I understand the concept of getting something for as cheap as possible. I also understand that paying a bit more isn't always a bad thing.
What I don't understand is why companies expect a cheap workforce will also be an engaged and happy workforce.
Posted by: Dan Walter | 06/08/2015 at 04:04 PM
The thing is, Chris, they're thinking that wages may remain flat no matter what's going on with labor supply in the rich-countries.
As Dan's pointing out, most companies use "market practices" as a comfortable euphemism for let's keep the cost of labor as low as possible -- but I think it's often because of no greater insight than that's the way it's being done.

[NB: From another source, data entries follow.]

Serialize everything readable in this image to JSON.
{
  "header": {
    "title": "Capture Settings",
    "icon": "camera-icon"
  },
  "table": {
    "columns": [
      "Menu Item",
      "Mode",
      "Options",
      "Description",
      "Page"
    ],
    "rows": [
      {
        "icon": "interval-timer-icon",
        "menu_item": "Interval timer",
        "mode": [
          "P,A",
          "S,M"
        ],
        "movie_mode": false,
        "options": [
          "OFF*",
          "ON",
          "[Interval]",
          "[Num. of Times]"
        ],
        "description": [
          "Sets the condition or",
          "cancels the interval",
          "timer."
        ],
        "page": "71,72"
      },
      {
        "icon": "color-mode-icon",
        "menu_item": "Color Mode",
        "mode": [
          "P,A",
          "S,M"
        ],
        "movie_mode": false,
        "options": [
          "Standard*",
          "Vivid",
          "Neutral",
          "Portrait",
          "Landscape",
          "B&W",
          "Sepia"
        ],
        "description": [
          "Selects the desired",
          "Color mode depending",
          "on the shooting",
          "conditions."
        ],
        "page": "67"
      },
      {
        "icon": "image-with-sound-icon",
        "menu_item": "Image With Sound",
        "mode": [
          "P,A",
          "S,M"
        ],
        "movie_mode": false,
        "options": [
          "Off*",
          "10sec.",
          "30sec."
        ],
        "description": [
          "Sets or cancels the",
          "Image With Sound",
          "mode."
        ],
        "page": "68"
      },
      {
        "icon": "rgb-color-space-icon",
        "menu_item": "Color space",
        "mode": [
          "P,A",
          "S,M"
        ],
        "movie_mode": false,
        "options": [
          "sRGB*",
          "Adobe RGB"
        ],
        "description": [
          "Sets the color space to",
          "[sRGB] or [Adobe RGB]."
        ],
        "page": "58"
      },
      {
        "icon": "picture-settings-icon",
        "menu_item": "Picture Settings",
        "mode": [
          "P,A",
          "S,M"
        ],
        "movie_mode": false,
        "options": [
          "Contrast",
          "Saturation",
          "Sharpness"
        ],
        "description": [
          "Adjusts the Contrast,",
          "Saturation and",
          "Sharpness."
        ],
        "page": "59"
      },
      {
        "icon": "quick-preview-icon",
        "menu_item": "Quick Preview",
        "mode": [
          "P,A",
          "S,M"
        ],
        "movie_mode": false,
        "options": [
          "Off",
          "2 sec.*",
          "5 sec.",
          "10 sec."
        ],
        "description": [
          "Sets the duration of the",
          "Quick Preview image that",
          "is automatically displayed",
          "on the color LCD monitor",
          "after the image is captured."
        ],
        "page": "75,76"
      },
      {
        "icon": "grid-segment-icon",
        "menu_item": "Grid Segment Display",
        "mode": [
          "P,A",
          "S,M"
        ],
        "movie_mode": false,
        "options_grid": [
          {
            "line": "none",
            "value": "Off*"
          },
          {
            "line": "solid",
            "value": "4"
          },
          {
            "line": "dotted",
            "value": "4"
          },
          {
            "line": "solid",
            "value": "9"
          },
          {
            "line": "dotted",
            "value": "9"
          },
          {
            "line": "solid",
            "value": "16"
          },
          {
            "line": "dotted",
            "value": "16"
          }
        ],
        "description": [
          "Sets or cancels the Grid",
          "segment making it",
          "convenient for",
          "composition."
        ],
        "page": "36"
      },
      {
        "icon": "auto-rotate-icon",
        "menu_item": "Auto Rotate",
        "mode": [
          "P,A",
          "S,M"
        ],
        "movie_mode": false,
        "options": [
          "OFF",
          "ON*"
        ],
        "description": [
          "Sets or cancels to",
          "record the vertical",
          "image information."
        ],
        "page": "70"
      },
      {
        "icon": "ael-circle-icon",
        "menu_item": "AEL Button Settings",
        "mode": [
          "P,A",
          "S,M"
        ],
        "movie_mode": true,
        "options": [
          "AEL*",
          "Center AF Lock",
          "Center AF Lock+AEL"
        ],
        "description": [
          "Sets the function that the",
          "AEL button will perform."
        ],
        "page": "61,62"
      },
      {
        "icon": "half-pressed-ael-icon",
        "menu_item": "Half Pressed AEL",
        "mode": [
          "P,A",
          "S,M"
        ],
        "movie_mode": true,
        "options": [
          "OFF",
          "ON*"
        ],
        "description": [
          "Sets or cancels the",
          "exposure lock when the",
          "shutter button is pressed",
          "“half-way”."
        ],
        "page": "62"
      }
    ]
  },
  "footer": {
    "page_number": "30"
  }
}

The thing is, as you brought up, the flat salary status quo (sort of like Flat Albert who finds himself everywhere) now makes it easy for no thought to go into budget discussions. (Everybody's blaming it on everyone and everything else.)
But we could influence the discussion to at least examine what's going on and it's fit for our company,if we took a shot at it.
Posted by: Margaret O'Hanlon | 06/08/2015 at 04:13 PM
"More of the same" seems to be the constant refrain. Don't disagree with anything said earlier, but note that SSDD appears to be the rule.
Those who pay low don't dramatically increase their competitive pay structures. They simply cite the proper surveys to support their relative maintenance of the status quo. Those who pay high do exactly the same. No one finds any need to alter their total reward strategies or their tactical practices.
A comp pro can always find a survey to support any position. That's what keeps us employed, for those who still have a job. It remains comfortable for those at the top.